Avina is a learning organization that constantly looks to incorporate lessons learned in order to better adapt to the context in which it operates. As part of the formulation of its five-year plan for the period 2013-2017, Avina carried out an analysis of the social, economic, political and environmental trends in the world and the region.


A team brought their talents together and led us in a highly interactive and participatory review of multiple sources, including a survey of more than 40 external studies and 25 internal short papers and a number of interviews. The evaluation process began with basic questions such as: What are the main global trends that will impact Latin America in the near future? What are the regional trends? What are the scenarios we foresee for the next 10 years?


The team focused on four perspectives: economic growth, natural resources and human capital, sustainable development and public goods. Among the economic trends, we researched the changes in global economic tendencies and their impact on Latin America as well as economic shifts in the region, such as the dependence on export commodities and manufactured imports. The new geopolitics of natural resources merited special attention, including potential conflicts and their effect on power relationships, as well as regional alliances. We also took a long look at the validity and contribution of the concept of sustainable development, and its continued pertinence to public policy and decision-making. In terms of public goods, the analysis focused on the ability of society to create and maintain these goods.  The outcome of the debate between civil society, the business sector and government about what constitutes a public good and who is responsible for its provision will be critical to the ability of society to move forward toward sustainability.


The many insights and conclusions of this internal brainstorming among Avina’s teams in 15 Latin American countries served as a starting point for identifying priorities and impact opportunities in the region for Avina in the years ahead.
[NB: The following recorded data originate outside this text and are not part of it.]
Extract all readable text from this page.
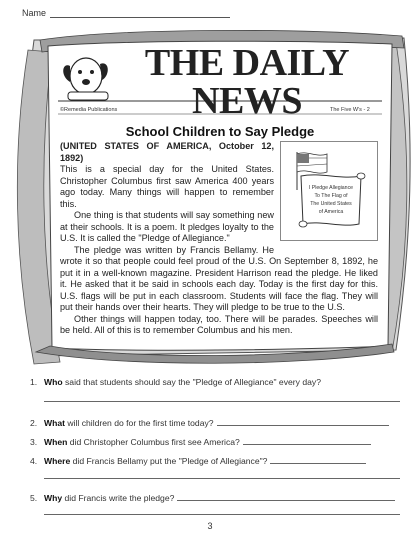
Name
THE DAILY NEWS
©Remedia Publications	The Five W's - 2
School Children to Say Pledge
I Pledge Allegiance
To The Flag of
The United States
of America

(UNITED STATES OF AMERICA, October 12, 1892)

This is a special day for the United States. Christopher Columbus first saw America 400 years ago today. Many things will happen to remember this.

One thing is that students will say something new at their schools. It is a poem. It pledges loyalty to the U.S. It is called the "Pledge of Allegiance."

The pledge was written by Francis Bellamy. He wrote it so that people could feel proud of the U.S. On September 8, 1892, he put it in a well-known magazine. President Harrison read the pledge. He liked it. He asked that it be said in schools each day. Today is the first day for this. U.S. flags will be put in each classroom. Students will face the flag. They will put their hands over their hearts. They will pledge to be true to the U.S.

Other things will happen today, too. There will be parades. Speeches will be held. All of this is to remember Columbus and his men.

1. Who said that students should say the "Pledge of Allegiance" every day?
2. What will children do for the first time today?
3. When did Christopher Columbus first see America?
4. Where did Francis Bellamy put the "Pledge of Allegiance"?
5. Why did Francis write the pledge?
3
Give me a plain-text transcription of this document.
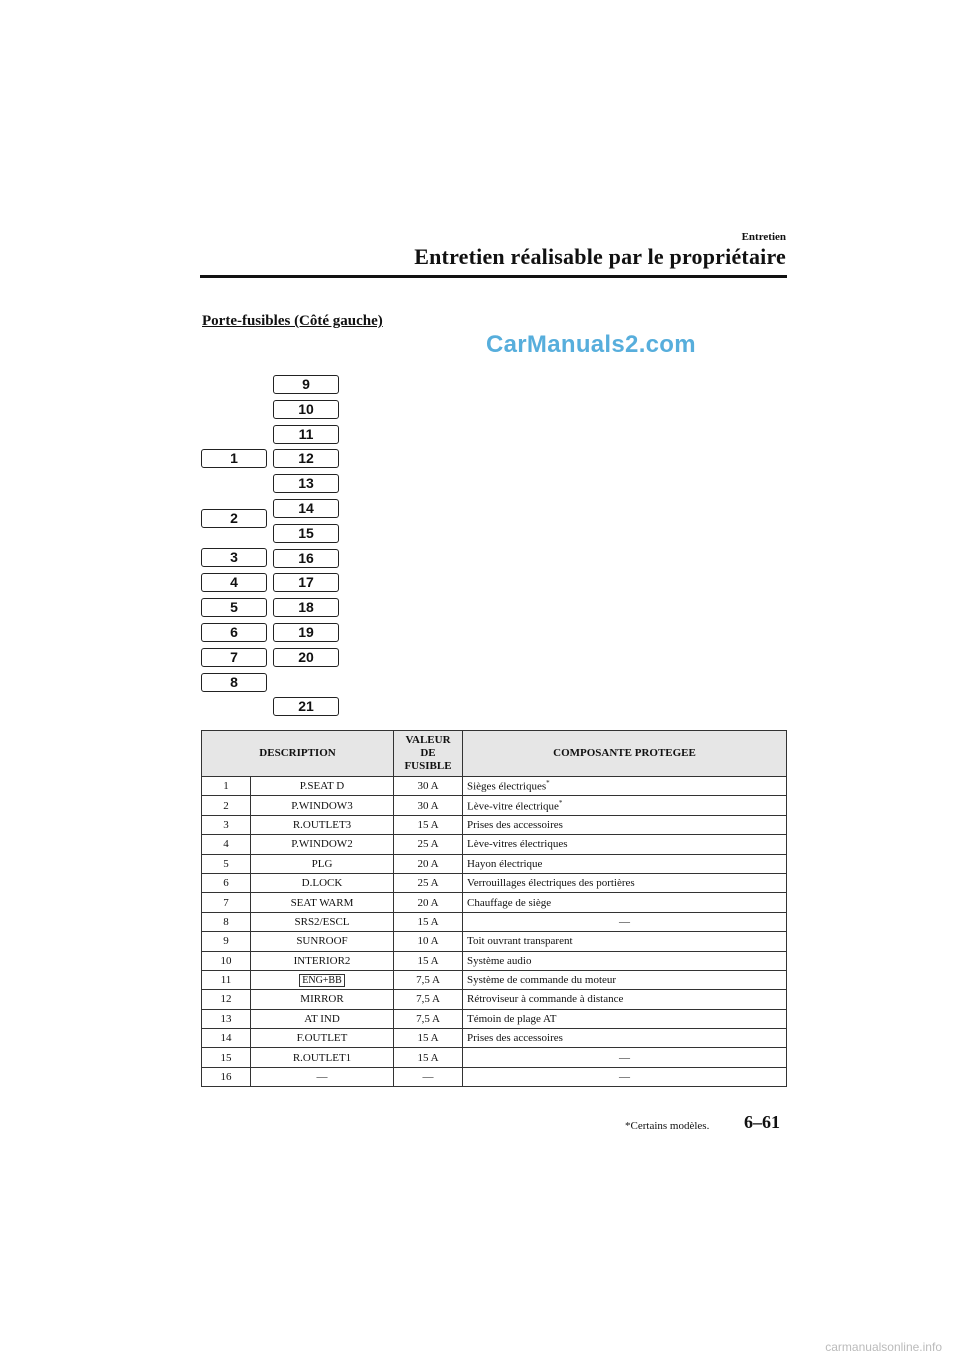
Entretien
Entretien réalisable par le propriétaire
Porte-fusibles (Côté gauche)
CarManuals2.com
1
2
3
4
5
6
7
8
9
10
11
12
13
14
15
16
17
18
19
20
21
DESCRIPTION		VALEUR DE FUSIBLE	COMPOSANTE PROTEGEE
1	P.SEAT D	30 A	Sièges électriques*
2	P.WINDOW3	30 A	Lève-vitre électrique*
3	R.OUTLET3	15 A	Prises des accessoires
4	P.WINDOW2	25 A	Lève-vitres électriques
5	PLG	20 A	Hayon électrique
6	D.LOCK	25 A	Verrouillages électriques des portières
7	SEAT WARM	20 A	Chauffage de siège
8	SRS2/ESCL	15 A	—
9	SUNROOF	10 A	Toit ouvrant transparent
10	INTERIOR2	15 A	Système audio
11	ENG+BB	7,5 A	Système de commande du moteur
12	MIRROR	7,5 A	Rétroviseur à commande à distance
13	AT IND	7,5 A	Témoin de plage AT
14	F.OUTLET	15 A	Prises des accessoires
15	R.OUTLET1	15 A	—
16	—	—	—
*Certains modèles. 6–61
carmanualsonline.info
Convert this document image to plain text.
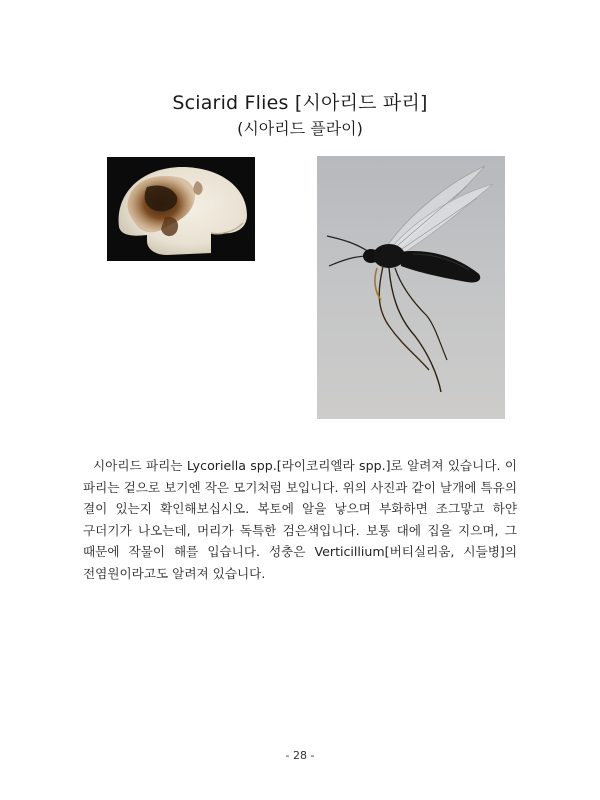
Sciarid Flies [시아리드 파리]
(시아리드 플라이)

시아리드 파리는 Lycoriella spp.[라이코리엘라 spp.]로 알려져 있습니다. 이 파리는 겉으로 보기엔 작은 모기처럼 보입니다. 위의 사진과 같이 날개에 특유의 결이 있는지 확인해보십시오. 복토에 알을 낳으며 부화하면 조그맣고 하얀 구더기가 나오는데, 머리가 독특한 검은색입니다. 보통 대에 집을 지으며, 그 때문에 작물이 해를 입습니다. 성충은 Verticillium[버티실리움, 시들병]의 전염원이라고도 알려져 있습니다.

- 28 -
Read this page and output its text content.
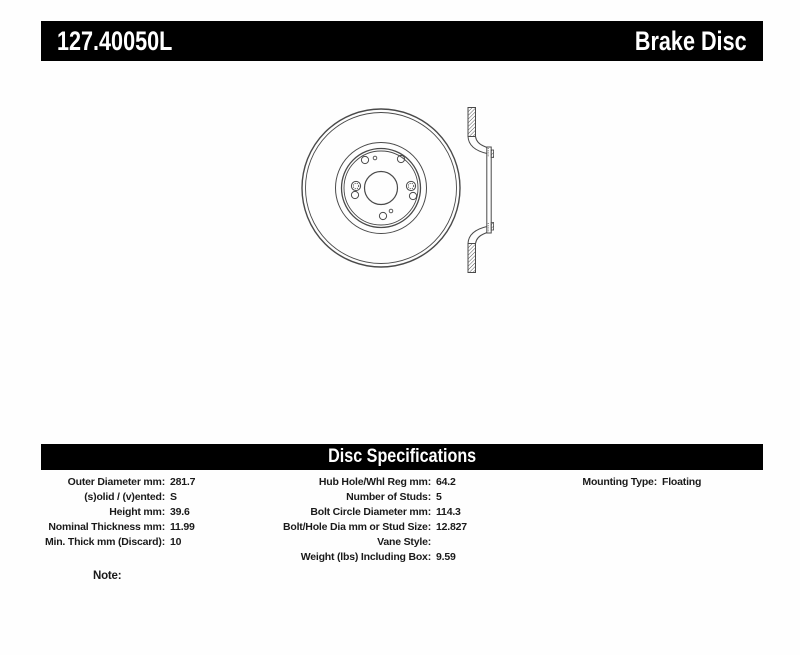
127.40050L	Brake Disc
Disc Specifications
Outer Diameter mm: 281.7
(s)olid / (v)ented: S
Height mm: 39.6
Nominal Thickness mm: 11.99
Min. Thick mm (Discard): 10
Hub Hole/Whl Reg mm: 64.2
Number of Studs: 5
Bolt Circle Diameter mm: 114.3
Bolt/Hole Dia mm or Stud Size: 12.827
Vane Style:
Weight (lbs) Including Box: 9.59
Mounting Type: Floating
Note:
For this 2012 Annual Report, we have summarized some of the key conclusions to share with readers in a very concise form: a) the current economic development model does not produce sustainability; b) local resources represent a unique opportunity for Latin America; c) sustainable development remains relevant, the conceptual framework that guides our efforts, and d) better public goods and services mean a better society. These are some of the key findings behind Avina’s 2013-2017 strategic plan.